Venezuela has the largest proven oil reserves in the world. NUMBER ONE. More than Saudi Arabia, and by a wide margin. The downside is that it's a lower grade of oil. But, yeah... they have the most.

Venezuela WAS the most prosperous / wealthy country in Latin America. And now??? Socialism. They now produce NOTHING. They were also the #1 producer of low-cost aluminum in the world. Now? Nada. They have huge iron ore deposits, and they USED to be one of the biggest steel producers in the world. Now? Zippo. Socialism. They have diamonds. They have gold. They had cheap hydroelectric power (one of the top 3 dams in the world). Beautiful coast and other natural tourist attractions. Fertile agricultural lands. And now??? Kaput. Socialism.
 
Here's something most people don't know about oil supply....

Venezuela has the largest proven oil reserves in the world. NUMBER ONE. More than Saudi Arabia, and by a wide margin. The downside is that it's a lower grade of oil. But, yeah... they have the most.

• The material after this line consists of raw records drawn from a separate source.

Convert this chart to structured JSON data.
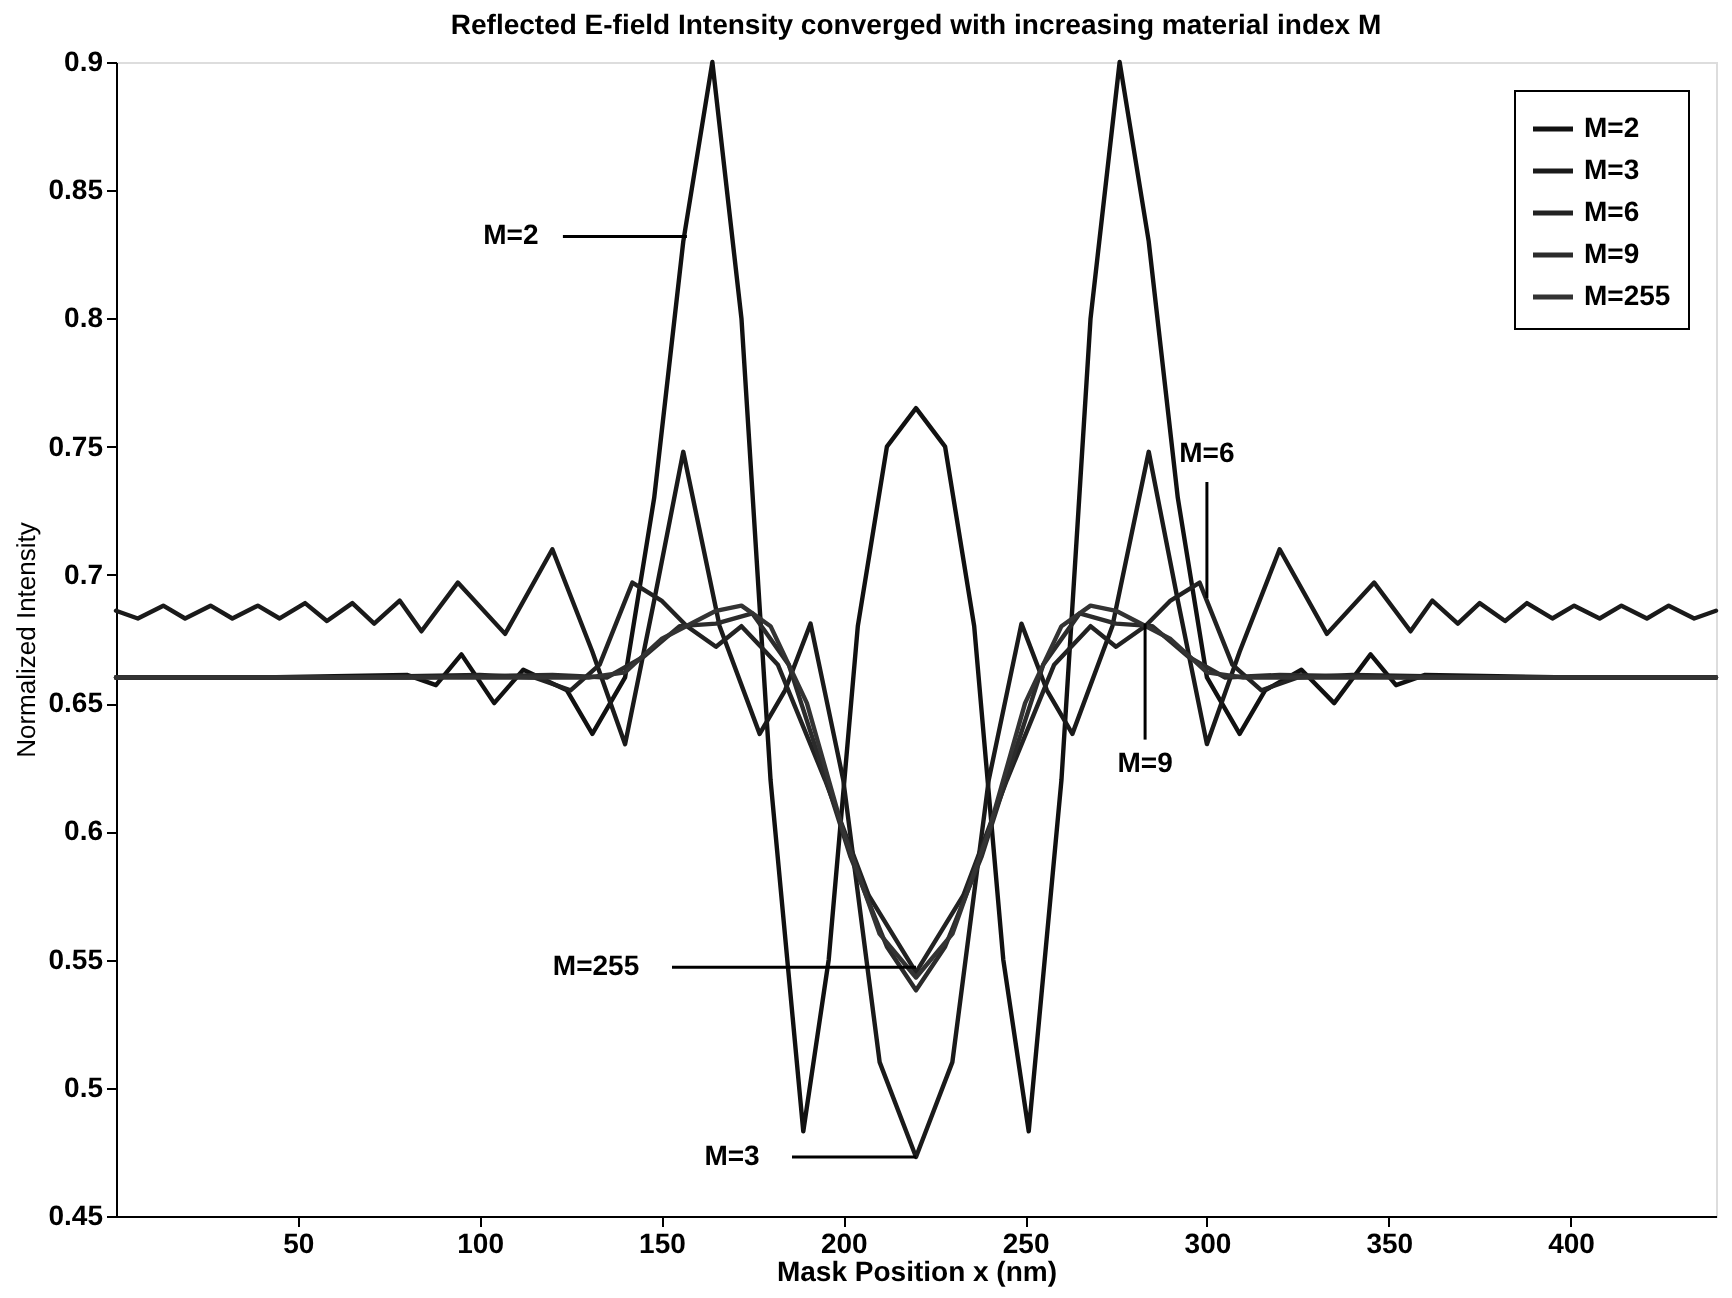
{
  "chart_data": {
    "type": "line",
    "title": "Reflected E-field Intensity converged with increasing material index M",
    "xlabel": "Mask Position x (nm)",
    "ylabel": "Normalized Intensity",
    "xlim": [
      0,
      440
    ],
    "xticks": [
      50,
      100,
      150,
      200,
      250,
      300,
      350,
      400
    ],
    "ylim": [
      0.45,
      0.9
    ],
    "yticks": [
      0.45,
      0.5,
      0.55,
      0.6,
      0.65,
      0.7,
      0.75,
      0.8,
      0.85,
      0.9
    ],
    "grid": false,
    "legend": "top right",
    "line_style": "solid",
    "series": [
      {
        "name": "M=2",
        "color": "#111111",
        "x": [
          0,
          40,
          80,
          88,
          95,
          104,
          112,
          124,
          131,
          140,
          148,
          156,
          164,
          172,
          180,
          189,
          196,
          204,
          212,
          220,
          228,
          236,
          244,
          251,
          260,
          268,
          276,
          284,
          292,
          300,
          309,
          316,
          326,
          335,
          345,
          352,
          360,
          400,
          440
        ],
        "values": [
          0.66,
          0.66,
          0.661,
          0.657,
          0.669,
          0.65,
          0.663,
          0.655,
          0.638,
          0.66,
          0.73,
          0.83,
          0.9,
          0.8,
          0.62,
          0.483,
          0.55,
          0.68,
          0.75,
          0.765,
          0.75,
          0.68,
          0.55,
          0.483,
          0.62,
          0.8,
          0.9,
          0.83,
          0.73,
          0.66,
          0.638,
          0.655,
          0.663,
          0.65,
          0.669,
          0.657,
          0.661,
          0.66,
          0.66
        ]
      },
      {
        "name": "M=3",
        "color": "#1a1a1a",
        "x": [
          0,
          6,
          13,
          19,
          26,
          32,
          39,
          45,
          52,
          58,
          65,
          71,
          78,
          84,
          94,
          107,
          120,
          131,
          140,
          148,
          156,
          166,
          177,
          184,
          191,
          200,
          210,
          220,
          230,
          240,
          249,
          256,
          263,
          274,
          284,
          292,
          300,
          309,
          320,
          333,
          346,
          356,
          362,
          369,
          375,
          382,
          388,
          395,
          401,
          408,
          414,
          421,
          427,
          434,
          440
        ],
        "values": [
          0.686,
          0.683,
          0.688,
          0.683,
          0.688,
          0.683,
          0.688,
          0.683,
          0.689,
          0.682,
          0.689,
          0.681,
          0.69,
          0.678,
          0.697,
          0.677,
          0.71,
          0.67,
          0.634,
          0.69,
          0.748,
          0.68,
          0.638,
          0.655,
          0.681,
          0.62,
          0.51,
          0.473,
          0.51,
          0.62,
          0.681,
          0.655,
          0.638,
          0.68,
          0.748,
          0.69,
          0.634,
          0.67,
          0.71,
          0.677,
          0.697,
          0.678,
          0.69,
          0.681,
          0.689,
          0.682,
          0.689,
          0.683,
          0.688,
          0.683,
          0.688,
          0.683,
          0.688,
          0.683,
          0.686
        ]
      },
      {
        "name": "M=6",
        "color": "#222222",
        "x": [
          0,
          60,
          100,
          115,
          125,
          133,
          142,
          150,
          157,
          165,
          172,
          182,
          195,
          207,
          220,
          233,
          245,
          258,
          268,
          275,
          283,
          290,
          298,
          307,
          315,
          325,
          340,
          380,
          440
        ],
        "values": [
          0.66,
          0.66,
          0.661,
          0.66,
          0.655,
          0.665,
          0.697,
          0.69,
          0.68,
          0.672,
          0.68,
          0.665,
          0.62,
          0.575,
          0.545,
          0.575,
          0.62,
          0.665,
          0.68,
          0.672,
          0.68,
          0.69,
          0.697,
          0.665,
          0.655,
          0.66,
          0.661,
          0.66,
          0.66
        ]
      },
      {
        "name": "M=9",
        "color": "#2b2b2b",
        "x": [
          0,
          80,
          120,
          135,
          145,
          155,
          165,
          175,
          185,
          193,
          202,
          212,
          220,
          228,
          238,
          247,
          255,
          265,
          275,
          285,
          295,
          305,
          320,
          360,
          440
        ],
        "values": [
          0.66,
          0.66,
          0.661,
          0.66,
          0.668,
          0.68,
          0.681,
          0.685,
          0.665,
          0.63,
          0.59,
          0.555,
          0.538,
          0.555,
          0.59,
          0.63,
          0.665,
          0.685,
          0.681,
          0.68,
          0.668,
          0.66,
          0.661,
          0.66,
          0.66
        ]
      },
      {
        "name": "M=255",
        "color": "#333333",
        "x": [
          0,
          80,
          130,
          140,
          150,
          165,
          172,
          180,
          190,
          200,
          210,
          220,
          230,
          240,
          250,
          260,
          268,
          275,
          290,
          300,
          310,
          360,
          440
        ],
        "values": [
          0.66,
          0.66,
          0.66,
          0.662,
          0.675,
          0.686,
          0.688,
          0.68,
          0.65,
          0.6,
          0.56,
          0.543,
          0.56,
          0.6,
          0.65,
          0.68,
          0.688,
          0.686,
          0.675,
          0.662,
          0.66,
          0.66,
          0.66
        ]
      }
    ],
    "annotations": [
      {
        "text": "M=2",
        "x": 157,
        "y": 0.832
      },
      {
        "text": "M=3",
        "x": 220,
        "y": 0.473
      },
      {
        "text": "M=255",
        "x": 220,
        "y": 0.547
      },
      {
        "text": "M=6",
        "x": 300,
        "y": 0.691
      },
      {
        "text": "M=9",
        "x": 283,
        "y": 0.681
      }
    ]
  }
}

Venezuela WAS the most prosperous / wealthy country in Latin America. And now??? Socialism. They now produce NOTHING. They were also the #1 producer of low-cost aluminum in the world. Now? Nada. They have huge iron ore deposits, and they USED to be one of the biggest steel producers in the world. Now? Zippo. Socialism. They have diamonds. They have gold. They had cheap hydroelectric power (one of the top 3 dams in the world). Beautiful coast and other natural tourist attractions. Fertile agricultural lands. And now??? Kaput. Socialism.
Truth. Corrupt politics and greed sowed the seeds of socialism. Have nots aren't hard to sell on communist philosophy. Ironically, they didn't benefit. Things only got worse. Such potential for prosperity. Unfortunate. It's a total train wreck and has been for a long time.